10 députés élus sous l’étiquette NUPES dont 6 de La Réunion ont tenu hier à Paris une conférence de presse commune pour dénoncer l’attitude du gouvernement. Les journalistes parisiens soulignèrent un discours fortement revendicatif insistant sur le blocage : le gouvernement ne veut pas entendre « les Outre-mers ». Comment gagner cette bataille en étant dans l’opposition ? Ces 10 députés vont-ils tirer les enseignements de cette impasse et présenter leur démission collective de l’Assemblée nationale pour créer un choc suffisamment grand afin que les « Outre-mers » soient enfin écoutés ? En 1987, un gouvernement avait fait voter un texte remettant en cause l’égalité inscrite dans la loi du 19 mars 1946. La démission des députés Paul Vergès et Elie Hoarau avait été le plus puissant élément déclencheur possible de la bataille décisive qui permit aux Réunionnais d’obtenir l’égalité sociale.
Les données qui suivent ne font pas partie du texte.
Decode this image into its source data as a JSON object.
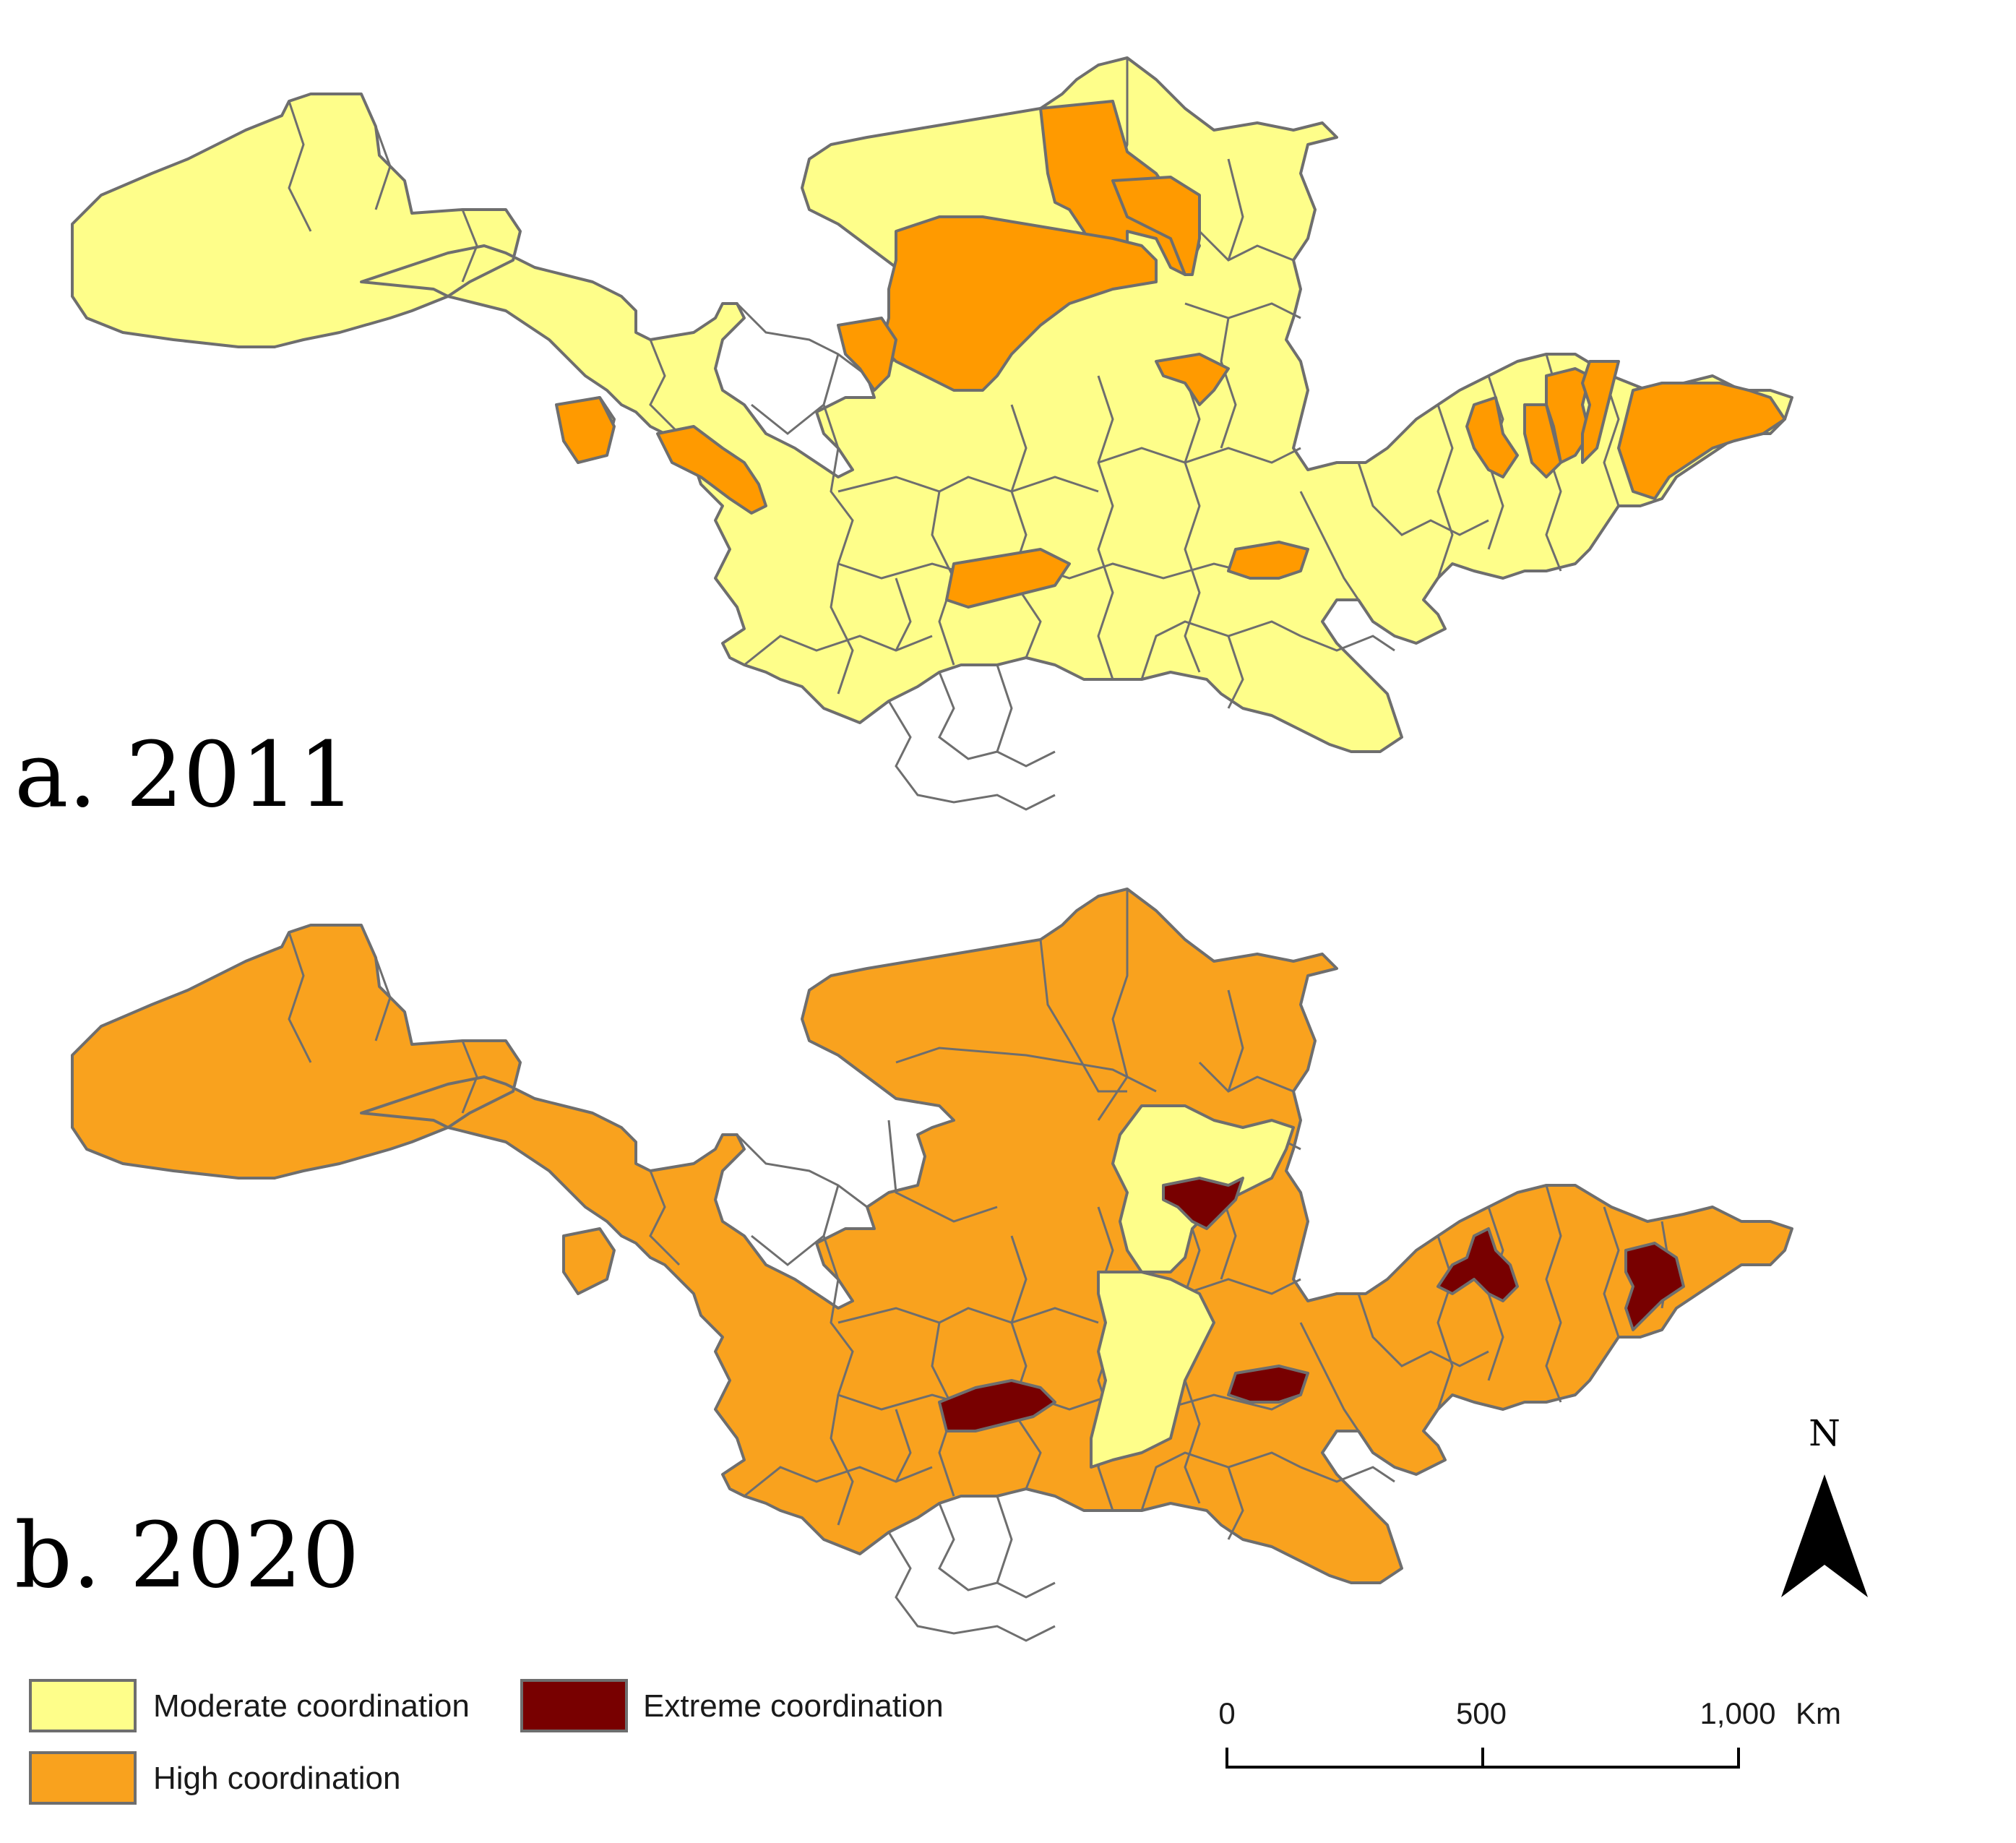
{
  "panels": [
    {
      "label": "a. 2011"
    },
    {
      "label": "b. 2020"
    }
  ],
  "legend": {
    "items": [
      {
        "label": "Moderate coordination",
        "color": "#FEFE8A"
      },
      {
        "label": "High coordination",
        "color": "#F9A21E"
      },
      {
        "label": "Extreme coordination",
        "color": "#780000"
      }
    ]
  },
  "map_colors": {
    "moderate": "#FEFE8A",
    "high_2011": "#FF9A00",
    "high_2020": "#F9A21E",
    "extreme": "#780000",
    "border": "#6E6E6E"
  },
  "scale_bar": {
    "ticks": [
      "0",
      "500",
      "1,000"
    ],
    "unit": "Km"
  },
  "north_arrow": {
    "label": "N"
  }
}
Hier, 10 députés élus sous l’étiquette NUPES dont 6 de La Réunion ont tenu une conférence de presse commune : Karine Lebon, Perceval Gaillard, Jean-Hugues Ratenon, Emeline K/Bidi, Frédéric Maillot, Philippe Naillet (La Réunion) ; Jean-Philippe Nilor (Martinique) ; Christian Baptiste (Guadeloupe) ; Davy Rimane (Guyane) et Jean-Victor Castor (Polynésie). Cette initiative rappelle les limites du cadre institutionnel dans lequel s’élaborent les lois. Étant membres de l’opposition à l’Assemblée nationale, ces députés n’ont que très peu de chance de voir leurs propositions adoptées, à moins qu’elles soient suffisamment rassembleuses pour avoir le soutien de la majorité parlementaire. Sur la question « pouvoir d’achat » dans les anciennes colonies françaises intégrées à la République, il semble difficile pour ces députés d’obtenir le soutien du groupe majoritaire à leurs propositions, d’où cette conférence de presse.
Ces parlementaires dénoncent l’absence de prise en compte de la situation sociale de leurs pays par le gouvernement. Ils restent donc pour le moment dans le registre de la protestation. En effet, la conférence de presse commune de 10 députés sur 577 sera-t-elle suffisante pour ébranler le gouvernement ?
Les propos tenus ont été suffisamment revendicatifs pour montrer le blocage de la situation, provoqué par les règles du parlementarisme. Dans ces conditions, pour que cette conférence de presse commune à 10 députés de 5 pays débouche sur des résultats, il est important de passer de la protestation à l’action pour dépasser les règles qui sont sources de blocages.
Afin de créer un choc tel dans l’opinion que le gouvernement puisse être ébranlé, ces 10 députés ont une arme très puissante à portée de main : la démission de leur mandat à l’Assemblée nationale.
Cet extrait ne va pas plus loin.